There are many reasons to think that this result, as unimpressive as it is, overstates the value of the program.  For instance, the report doesn’t measure the time that employees spent completing the forms and getting their blood drawn.  Nor does it include staff time or the fees to Mercer, which advised PepsiCo to launch the program. Nor does the report take into account the bias caused by participants having a more engaged mindset than non-participants, or the self-reporting of data for absences, the only slightly bright spot in the report. One suspects that the author, RAND’s Soeren Mattke, pulled some punches for political reasons, to avoid having PepsiCo suppress the entire study.

So where does this result leave the wellness industry, and by implication brokers who are earning commissions from it?

First, wellness only has one supporter left in Washington, DC, the Business Roundtable, an association of chief executives of large U.S. corporations. Its vice president was quoted in Reuters as saying Roundtable members are “as enthusiastic as they have ever been about these (workplace wellness) programs,” adopting them to boost employee morale and improve recruitment.  One irony is that the Business Roundtable’s Health Committee is chaired by a CEO in the casino industry, an industry which has steadfastly defended its right to expose its employees to more second-hand smoke than all other industries combined.   Hence, one suspects an ulterior motive for the Roundtable’s support, such as being able to control employee behavior and increase employee share of premiums.

The other irony is that employees usually resent and sometimes revolt against programs designed to “boost their morale.”

Second, no wellness program has ever saved any corporation a nickel.  The simple sleight-of-hand of comparing participants to non-participants and/or just measuring people who were high-risk to begin with while ignoring those whose risk factors increase will show savings where none exist.  Indeed, how could it be possible to improve health, let alone generate savings by improving health, by doing the opposite of what guidelines recommend, which is what wellness companies do.  For instance, the United States Preventive Services Task Force recommends screening asymptomatic people only once every five years (except for blood pressure), whereas almost all wellness vendors insist on annual screenings.  The literature is very clear that annual checkups for asymptomatic adults are expensive and counterproductive, and yet many wellness programs are measured by how many people they send to the doctor.

Third, there is more bad news on the way.  This Health Affairs article is a start, sort of like busting Badger or Skinny Pete, but there is some investigative work that will be revealed in the weeks ahead that, to continue the analogy, will be more akin to blowing up Gustavo Fring’s whole operation, exposing wellness as possibly the biggest scam ever to be played by the healthcare industry on corporate America.  (This may seem like a strong statement, but if you doubt it, simply bookmark this column for a month or two.)

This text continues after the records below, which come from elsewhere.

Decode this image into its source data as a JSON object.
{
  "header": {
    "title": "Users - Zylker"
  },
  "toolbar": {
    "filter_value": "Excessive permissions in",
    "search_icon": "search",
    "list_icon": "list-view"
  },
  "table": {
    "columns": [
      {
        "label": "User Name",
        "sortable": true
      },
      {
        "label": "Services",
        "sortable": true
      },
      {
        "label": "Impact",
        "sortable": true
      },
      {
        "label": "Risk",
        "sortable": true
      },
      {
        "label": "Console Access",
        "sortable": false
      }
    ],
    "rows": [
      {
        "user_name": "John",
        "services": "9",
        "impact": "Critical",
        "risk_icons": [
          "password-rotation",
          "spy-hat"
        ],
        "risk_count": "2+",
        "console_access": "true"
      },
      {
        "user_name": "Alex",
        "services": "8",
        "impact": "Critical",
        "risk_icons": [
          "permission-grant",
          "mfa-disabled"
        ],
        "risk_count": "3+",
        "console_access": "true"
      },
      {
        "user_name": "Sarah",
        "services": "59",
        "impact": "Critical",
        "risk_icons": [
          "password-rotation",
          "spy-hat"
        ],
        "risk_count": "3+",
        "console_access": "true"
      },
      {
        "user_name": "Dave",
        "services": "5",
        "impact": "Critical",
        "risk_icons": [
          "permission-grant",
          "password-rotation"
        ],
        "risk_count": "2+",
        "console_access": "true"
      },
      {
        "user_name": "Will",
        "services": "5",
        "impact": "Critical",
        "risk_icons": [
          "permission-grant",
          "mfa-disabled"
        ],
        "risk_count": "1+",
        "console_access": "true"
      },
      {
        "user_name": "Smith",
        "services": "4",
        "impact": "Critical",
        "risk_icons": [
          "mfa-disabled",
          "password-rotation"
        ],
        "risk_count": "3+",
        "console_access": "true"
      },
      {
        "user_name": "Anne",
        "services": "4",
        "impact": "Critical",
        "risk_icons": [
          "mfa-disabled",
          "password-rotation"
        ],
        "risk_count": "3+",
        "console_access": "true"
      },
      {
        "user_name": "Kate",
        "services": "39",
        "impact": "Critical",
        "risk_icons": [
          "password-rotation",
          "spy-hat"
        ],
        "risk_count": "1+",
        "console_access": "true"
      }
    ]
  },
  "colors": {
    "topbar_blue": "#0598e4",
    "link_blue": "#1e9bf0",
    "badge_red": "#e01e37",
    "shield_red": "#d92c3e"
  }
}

Brokers and consultants would therefore be well-advised to start backing off from these programs.  The short-term commission sacrifice will more than pay for itself in long-term client retention.   Note that I said, “back off,” not “run away.”  Your clients have in many cases staked their reputations on wellness, advocating –- possibly with your help — for steadily larger budgets for programs and especially incentives.  You need to step back from the ledge together, keeping in mind the amount of political capital they’ve invested.  They relied on you to take them here.  Now they will need to rely on you to bring them back.